OPINIONE Letto 5480

L'eccellenza che uccide


Foto © Acri In Rete



Si è chiusa nel bagno dell’Università IULM di Milano e ha scritto un biglietto con il quale ha chiesto scusa per i suoi fallimenti. Si è avvolta la sciarpa intorno al collo e si è impiccata. Aveva solo 19 anni.
Quale fallimento grava sulle spalle di una ragazza così giovane da spingerla a farla finita? Non riesco a immaginarne nemmeno uno.
A questa età la parola fallimento non dovrebbe essere neanche contemplata, soprattutto se riferita al percorso di studi intrapreso. Qualche esame andato male, la difficolta a reggere i ritmi della vita universitaria, persino il non riuscire a laurearsi non sono certo da considerare un fallimento.
Ognuno dovrebbe avere la possibilità di seguire le proprie attitudini, anche se non prevedono un percorso universitario. Il problema è che questo modello di eccellenza “spinto”, al quale questa società tende sempre di più, non fa sconti.
Si corre perciò il rischio che si trasformi in un pesante carico di aspettative che, prima o poi, finisce per schiacciare gli studenti. Non è un caso se un gesto così estremo – purtroppo non è il primo - è avvenuto all’interno di un’Università.
Evidentemente c’è qualcosa di perverso in questo sistema che sfibra e logora i ragazzi nel profondo. Sarebbe auspicabile che gli Atenei si interrogassero su questo. Del resto, non possono limitarsi a essere un luogo di formazione e di preparazione al lavoro, a prescindere.
L’Università come comunità aperta, deve favorire il confronto, l’aggregazione e la crescita personale. Diversamente si corre il rischio di un avvilimento degli studenti.

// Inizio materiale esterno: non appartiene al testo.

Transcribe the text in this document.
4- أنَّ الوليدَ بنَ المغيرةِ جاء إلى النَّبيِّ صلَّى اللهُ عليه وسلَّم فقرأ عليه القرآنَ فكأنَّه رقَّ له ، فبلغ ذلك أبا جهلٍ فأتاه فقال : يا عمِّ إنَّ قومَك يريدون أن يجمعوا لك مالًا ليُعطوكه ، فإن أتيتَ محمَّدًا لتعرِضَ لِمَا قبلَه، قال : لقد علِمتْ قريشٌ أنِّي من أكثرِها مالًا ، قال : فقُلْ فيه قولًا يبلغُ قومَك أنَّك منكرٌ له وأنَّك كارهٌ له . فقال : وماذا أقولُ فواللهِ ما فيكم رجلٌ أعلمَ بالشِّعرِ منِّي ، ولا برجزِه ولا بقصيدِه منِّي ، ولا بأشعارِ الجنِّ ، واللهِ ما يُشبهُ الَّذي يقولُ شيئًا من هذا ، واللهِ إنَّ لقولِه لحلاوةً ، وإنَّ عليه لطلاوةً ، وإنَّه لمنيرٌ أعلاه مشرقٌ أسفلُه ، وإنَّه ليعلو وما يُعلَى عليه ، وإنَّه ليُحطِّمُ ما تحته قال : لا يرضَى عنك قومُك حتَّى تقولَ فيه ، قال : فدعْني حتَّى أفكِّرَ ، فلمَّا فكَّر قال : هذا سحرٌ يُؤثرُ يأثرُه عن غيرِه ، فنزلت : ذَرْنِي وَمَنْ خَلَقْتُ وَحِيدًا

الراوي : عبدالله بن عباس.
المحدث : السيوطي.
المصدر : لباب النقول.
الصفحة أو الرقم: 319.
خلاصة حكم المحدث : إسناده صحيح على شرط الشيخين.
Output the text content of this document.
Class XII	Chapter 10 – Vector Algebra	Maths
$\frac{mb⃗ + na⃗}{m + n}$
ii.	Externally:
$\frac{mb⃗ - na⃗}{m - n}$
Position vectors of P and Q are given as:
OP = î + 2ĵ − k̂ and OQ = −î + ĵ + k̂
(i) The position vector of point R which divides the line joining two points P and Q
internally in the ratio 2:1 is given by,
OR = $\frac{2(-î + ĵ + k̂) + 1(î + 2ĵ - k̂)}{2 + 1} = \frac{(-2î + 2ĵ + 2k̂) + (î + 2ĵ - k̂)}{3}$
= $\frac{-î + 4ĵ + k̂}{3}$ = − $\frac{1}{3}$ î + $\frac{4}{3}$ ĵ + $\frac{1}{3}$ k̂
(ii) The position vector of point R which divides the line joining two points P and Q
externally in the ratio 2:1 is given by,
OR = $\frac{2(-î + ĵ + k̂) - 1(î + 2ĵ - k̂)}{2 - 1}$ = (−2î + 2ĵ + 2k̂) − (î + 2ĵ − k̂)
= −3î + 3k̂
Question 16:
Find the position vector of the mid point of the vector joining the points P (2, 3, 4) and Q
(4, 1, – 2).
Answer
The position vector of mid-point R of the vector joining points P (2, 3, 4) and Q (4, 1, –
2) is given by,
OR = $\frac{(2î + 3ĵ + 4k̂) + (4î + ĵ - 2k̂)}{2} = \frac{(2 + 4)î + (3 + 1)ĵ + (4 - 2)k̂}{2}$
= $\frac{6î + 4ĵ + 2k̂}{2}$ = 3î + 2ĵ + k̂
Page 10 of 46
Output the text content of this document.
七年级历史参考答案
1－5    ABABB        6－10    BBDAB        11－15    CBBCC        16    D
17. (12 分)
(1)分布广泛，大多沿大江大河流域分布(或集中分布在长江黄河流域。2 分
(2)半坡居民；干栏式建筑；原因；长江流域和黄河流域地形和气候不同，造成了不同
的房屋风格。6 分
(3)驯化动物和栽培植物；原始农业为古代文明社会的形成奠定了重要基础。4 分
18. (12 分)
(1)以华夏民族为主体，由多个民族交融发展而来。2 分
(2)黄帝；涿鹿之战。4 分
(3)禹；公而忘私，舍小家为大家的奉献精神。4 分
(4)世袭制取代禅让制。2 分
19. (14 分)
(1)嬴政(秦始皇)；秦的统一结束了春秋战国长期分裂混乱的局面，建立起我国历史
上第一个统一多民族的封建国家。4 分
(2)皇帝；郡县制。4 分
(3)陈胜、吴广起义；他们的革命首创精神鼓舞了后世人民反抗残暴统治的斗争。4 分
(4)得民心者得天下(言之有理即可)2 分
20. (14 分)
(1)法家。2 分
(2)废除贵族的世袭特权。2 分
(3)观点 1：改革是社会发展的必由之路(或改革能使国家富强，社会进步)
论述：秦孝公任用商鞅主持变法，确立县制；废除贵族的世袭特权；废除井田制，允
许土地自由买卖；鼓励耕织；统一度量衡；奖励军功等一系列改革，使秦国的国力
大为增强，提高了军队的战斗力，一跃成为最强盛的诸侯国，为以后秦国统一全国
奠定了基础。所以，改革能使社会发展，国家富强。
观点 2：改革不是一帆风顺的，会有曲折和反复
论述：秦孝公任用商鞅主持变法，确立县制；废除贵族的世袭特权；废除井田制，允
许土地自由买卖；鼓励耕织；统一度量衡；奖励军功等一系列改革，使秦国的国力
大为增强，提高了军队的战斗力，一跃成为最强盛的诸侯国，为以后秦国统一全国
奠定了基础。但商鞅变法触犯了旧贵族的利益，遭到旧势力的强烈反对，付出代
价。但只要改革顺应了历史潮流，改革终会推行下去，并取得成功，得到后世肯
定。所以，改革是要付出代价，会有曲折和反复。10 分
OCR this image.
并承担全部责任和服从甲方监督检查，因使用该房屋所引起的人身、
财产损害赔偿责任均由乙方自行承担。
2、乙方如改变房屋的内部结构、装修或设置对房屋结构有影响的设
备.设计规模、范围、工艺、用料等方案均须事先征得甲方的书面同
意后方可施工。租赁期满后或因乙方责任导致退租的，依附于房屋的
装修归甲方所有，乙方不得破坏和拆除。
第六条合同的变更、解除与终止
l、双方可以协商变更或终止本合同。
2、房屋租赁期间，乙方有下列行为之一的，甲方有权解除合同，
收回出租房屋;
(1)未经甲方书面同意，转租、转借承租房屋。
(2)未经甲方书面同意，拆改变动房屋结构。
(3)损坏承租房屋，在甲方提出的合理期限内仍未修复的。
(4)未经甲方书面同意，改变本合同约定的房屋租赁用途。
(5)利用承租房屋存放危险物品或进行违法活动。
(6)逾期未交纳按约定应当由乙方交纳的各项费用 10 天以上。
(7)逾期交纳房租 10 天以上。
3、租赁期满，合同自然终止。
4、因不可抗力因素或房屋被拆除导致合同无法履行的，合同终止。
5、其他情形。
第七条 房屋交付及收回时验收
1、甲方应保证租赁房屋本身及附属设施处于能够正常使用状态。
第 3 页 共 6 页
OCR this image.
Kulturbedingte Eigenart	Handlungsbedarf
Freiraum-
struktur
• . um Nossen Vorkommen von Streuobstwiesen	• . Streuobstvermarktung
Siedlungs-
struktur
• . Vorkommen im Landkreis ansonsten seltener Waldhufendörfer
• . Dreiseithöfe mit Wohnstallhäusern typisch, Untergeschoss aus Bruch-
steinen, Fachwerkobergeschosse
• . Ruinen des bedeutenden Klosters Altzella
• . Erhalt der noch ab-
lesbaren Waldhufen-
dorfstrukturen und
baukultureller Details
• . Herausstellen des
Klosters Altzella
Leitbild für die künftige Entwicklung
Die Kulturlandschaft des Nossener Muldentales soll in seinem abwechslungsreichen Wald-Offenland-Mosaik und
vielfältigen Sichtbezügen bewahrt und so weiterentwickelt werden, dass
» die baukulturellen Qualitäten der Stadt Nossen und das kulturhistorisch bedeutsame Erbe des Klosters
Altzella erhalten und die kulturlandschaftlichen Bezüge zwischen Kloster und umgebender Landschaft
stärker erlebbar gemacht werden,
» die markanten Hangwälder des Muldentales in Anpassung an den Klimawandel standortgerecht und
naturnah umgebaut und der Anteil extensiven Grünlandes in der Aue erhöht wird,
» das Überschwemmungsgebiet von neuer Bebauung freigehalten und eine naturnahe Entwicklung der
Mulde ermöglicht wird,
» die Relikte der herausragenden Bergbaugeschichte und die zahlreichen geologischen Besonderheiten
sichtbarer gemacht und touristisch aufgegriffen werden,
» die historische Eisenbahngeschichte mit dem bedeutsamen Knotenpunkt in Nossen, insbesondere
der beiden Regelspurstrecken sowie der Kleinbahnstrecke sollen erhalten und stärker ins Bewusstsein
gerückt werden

Un meccanismo diabolico questo che può trasformarsi nel primo passo di un percorso infelice che, una volta intrapreso, può portare a conseguenze devastanti.
Il silenzio e la tendenza a isolarsi sono segnali che non andrebbero mai sottovalutati, perché sono, troppo spesso, propedeutici della depressione.
Quasi sempre i ragazzi prima di sprofondare in questo abisso mandano questi o altri segnali. Il guaio è che noi adulti, completamente assorbiti da questa società frenetica (quando non dai social) non siamo in grado, o non abbiamo il tempo, di intercettarli.
Quando ci riusciamo, facciamo poi fatica a decodificarli. Si crea così una sorta di corto circuito nel quale il disperato grido di aiuto lanciato si perde nel vuoto.
Quello stesso terribile vuoto che rischia di avvolgere e stritolar i ragazzi che non trovano ascolto, comprensione e aiuto.